After the 17 November 2025 attack in the Palestinian village of Jab’a, Peace Now posted early and described the incident as state‑backed terror. They accused settlers of arson and severe property damage, helping establish one of the harshest moral frames applied to the event. Their language was categorical, immediate, and morally maximalist.

The contrast with their response to October 7, 2023 could not be sharper. On that day, Hamas murdered approximately 1,200 people, burned families alive in their homes, and abducted 251 civilians to Gaza. Yet Peace Now’s first post after the massacre avoided naming Hamas altogether. Instead, they framed the catastrophe in abstract political and moral terms, focusing on “vision,” “responsibility,” and “concepts,” rather than on perpetrators, atrocities, or victims.

This asymmetry is not incidental. Peace Now’s English‑language messaging regularly labels settlers as “terrorists” and describes their actions as “state‑backed terror.” This is how they delegitimize settlers in international eyes, and they are entirely comfortable using that terminology abroad. But their Hebrew messaging after Jab’a went even further.

The word “pogrom” carries specific weight in Israel. It describes organized mob violence against Jews. Applying it to settler attacks is already charged. But Peace Now escalated further in Hebrew, and only in Hebrew, equating the Jab’a attackers with the Nukhba commandos who led the Oct 7 massacre. They used a slangy, Hebraized plural — נוכבות — a term that exists entirely within Israeli social discourse. Israelis immediately hear “Nukhba” in it because the word has been seared into national consciousness since the massacre. The subtext is unmistakable. But anyone outside Israeli life, however fluent their Hebrew, would likely miss the reference. The term does not appear in dictionaries; even Google Translate cannot process it.

In English posts about the same incident, Peace Now never used an equivalent loaded term. The coded language was reserved for Israelis alone. Reading it two years after Oct 7, the emotional resonance is immediate and devastating. It is difficult to believe an Israeli NGO would go this far, and I checked the text repeatedly before including it here.

Their first post after Oct 7 featured a photo of Noa Argamani’s father pleading for his daughter’s return — with no mention of Hamas, who was holding her. The contrast between the images accompanying their first Jab’a and Oct 7 posts is striking.
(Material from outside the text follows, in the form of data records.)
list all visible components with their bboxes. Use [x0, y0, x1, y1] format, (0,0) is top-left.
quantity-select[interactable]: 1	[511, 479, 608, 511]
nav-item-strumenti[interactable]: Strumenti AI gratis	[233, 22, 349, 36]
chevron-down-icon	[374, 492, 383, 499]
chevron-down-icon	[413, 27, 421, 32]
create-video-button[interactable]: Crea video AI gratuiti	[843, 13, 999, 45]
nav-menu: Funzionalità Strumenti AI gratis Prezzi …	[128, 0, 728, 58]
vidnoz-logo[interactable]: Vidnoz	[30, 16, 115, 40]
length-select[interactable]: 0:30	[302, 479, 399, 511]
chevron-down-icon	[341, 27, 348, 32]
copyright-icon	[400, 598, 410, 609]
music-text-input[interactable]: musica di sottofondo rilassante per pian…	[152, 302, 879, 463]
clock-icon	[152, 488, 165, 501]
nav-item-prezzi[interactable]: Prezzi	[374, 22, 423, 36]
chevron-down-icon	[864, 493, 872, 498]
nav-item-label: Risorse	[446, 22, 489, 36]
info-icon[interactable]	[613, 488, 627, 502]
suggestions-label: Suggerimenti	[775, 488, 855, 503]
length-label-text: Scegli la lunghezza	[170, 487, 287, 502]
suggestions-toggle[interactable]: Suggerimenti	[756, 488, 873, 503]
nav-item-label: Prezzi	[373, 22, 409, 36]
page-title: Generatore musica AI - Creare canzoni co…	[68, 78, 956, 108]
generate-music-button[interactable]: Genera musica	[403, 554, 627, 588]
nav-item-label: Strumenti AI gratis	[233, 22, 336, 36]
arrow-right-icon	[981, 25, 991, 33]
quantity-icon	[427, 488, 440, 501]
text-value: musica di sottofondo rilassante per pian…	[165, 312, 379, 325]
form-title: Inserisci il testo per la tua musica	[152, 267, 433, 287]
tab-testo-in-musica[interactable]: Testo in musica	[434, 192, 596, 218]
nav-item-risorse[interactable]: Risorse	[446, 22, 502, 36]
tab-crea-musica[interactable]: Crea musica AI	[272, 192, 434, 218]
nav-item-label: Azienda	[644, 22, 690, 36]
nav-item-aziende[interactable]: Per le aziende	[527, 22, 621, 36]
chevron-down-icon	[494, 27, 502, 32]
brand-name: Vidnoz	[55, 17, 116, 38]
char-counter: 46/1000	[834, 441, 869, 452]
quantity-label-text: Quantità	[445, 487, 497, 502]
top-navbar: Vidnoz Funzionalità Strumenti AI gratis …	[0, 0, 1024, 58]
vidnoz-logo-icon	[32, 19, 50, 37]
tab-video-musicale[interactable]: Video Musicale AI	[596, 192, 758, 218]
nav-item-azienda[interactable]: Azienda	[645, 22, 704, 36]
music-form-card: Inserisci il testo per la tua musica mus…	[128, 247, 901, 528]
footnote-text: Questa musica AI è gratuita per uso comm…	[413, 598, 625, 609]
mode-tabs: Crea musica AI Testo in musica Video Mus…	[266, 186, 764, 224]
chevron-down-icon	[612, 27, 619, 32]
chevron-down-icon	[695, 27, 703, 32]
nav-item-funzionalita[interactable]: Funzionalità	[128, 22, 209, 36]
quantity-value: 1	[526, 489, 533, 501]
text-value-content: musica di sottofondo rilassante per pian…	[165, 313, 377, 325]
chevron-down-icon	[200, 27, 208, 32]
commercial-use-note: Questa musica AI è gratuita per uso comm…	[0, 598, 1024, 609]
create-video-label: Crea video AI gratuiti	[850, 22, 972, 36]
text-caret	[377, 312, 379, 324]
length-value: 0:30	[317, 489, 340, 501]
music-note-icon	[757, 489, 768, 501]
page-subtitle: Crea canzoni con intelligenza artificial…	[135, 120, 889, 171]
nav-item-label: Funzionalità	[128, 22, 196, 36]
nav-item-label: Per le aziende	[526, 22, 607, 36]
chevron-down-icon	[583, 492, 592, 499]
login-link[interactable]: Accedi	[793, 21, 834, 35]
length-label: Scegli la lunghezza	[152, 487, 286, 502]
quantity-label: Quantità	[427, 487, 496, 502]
Peace Now represents the extreme end of a broader pattern. But the split between how Jewish versus Hamas violence is framed appears across all six NGOs examined in this series: B’Tselem, Rabbis for Human Rights (RHR), Standing Together, Tag Meir, and Zazim. Across the board, Jewish attackers receive maximal moral language; Hamas receives passive, abstract, or conceptual language.

The differences in RHR’s posts are equally stark. Their first Jab’a post featured a graphic video of a burned vehicle and direct attribution of Jewish “terror.” Their first post after Oct 7 contained no images at all, despite the abundance of available documentation. Instead, they posted a polemic about political vision, shared responsibility, and the need to rethink “failed concepts.”

This is especially striking given that RHR’s CEO, Avi Dabush, spent nearly nine hours in his safe room in Kibbutz Nirim during the Oct 7 attack, with Hamas terrorists all around. One might have expected this terrifying experience to influence his language. It did not.

As documented in previous articles in this series, vehicles were burned in Jab’a; however, no photographic evidence of burned homes emerged, even when NGO members visited four days later with ample opportunity to document fire damage. Yet the language of “burned homes” persisted.

In one video, Dabush stands inside a home showing nothing worse than a broken window while narrating claims of homes having been burned. Meanwhile, homes were burned in the Gaza Envelope on Oct 7 — the very homes Peace Now did not call a pogrom, and the burned structures RHR described in terms of “failed concepts” and “political vision.”

None of the six NGOs used the word “pogrom” for Oct 7 in the first week after the massacre.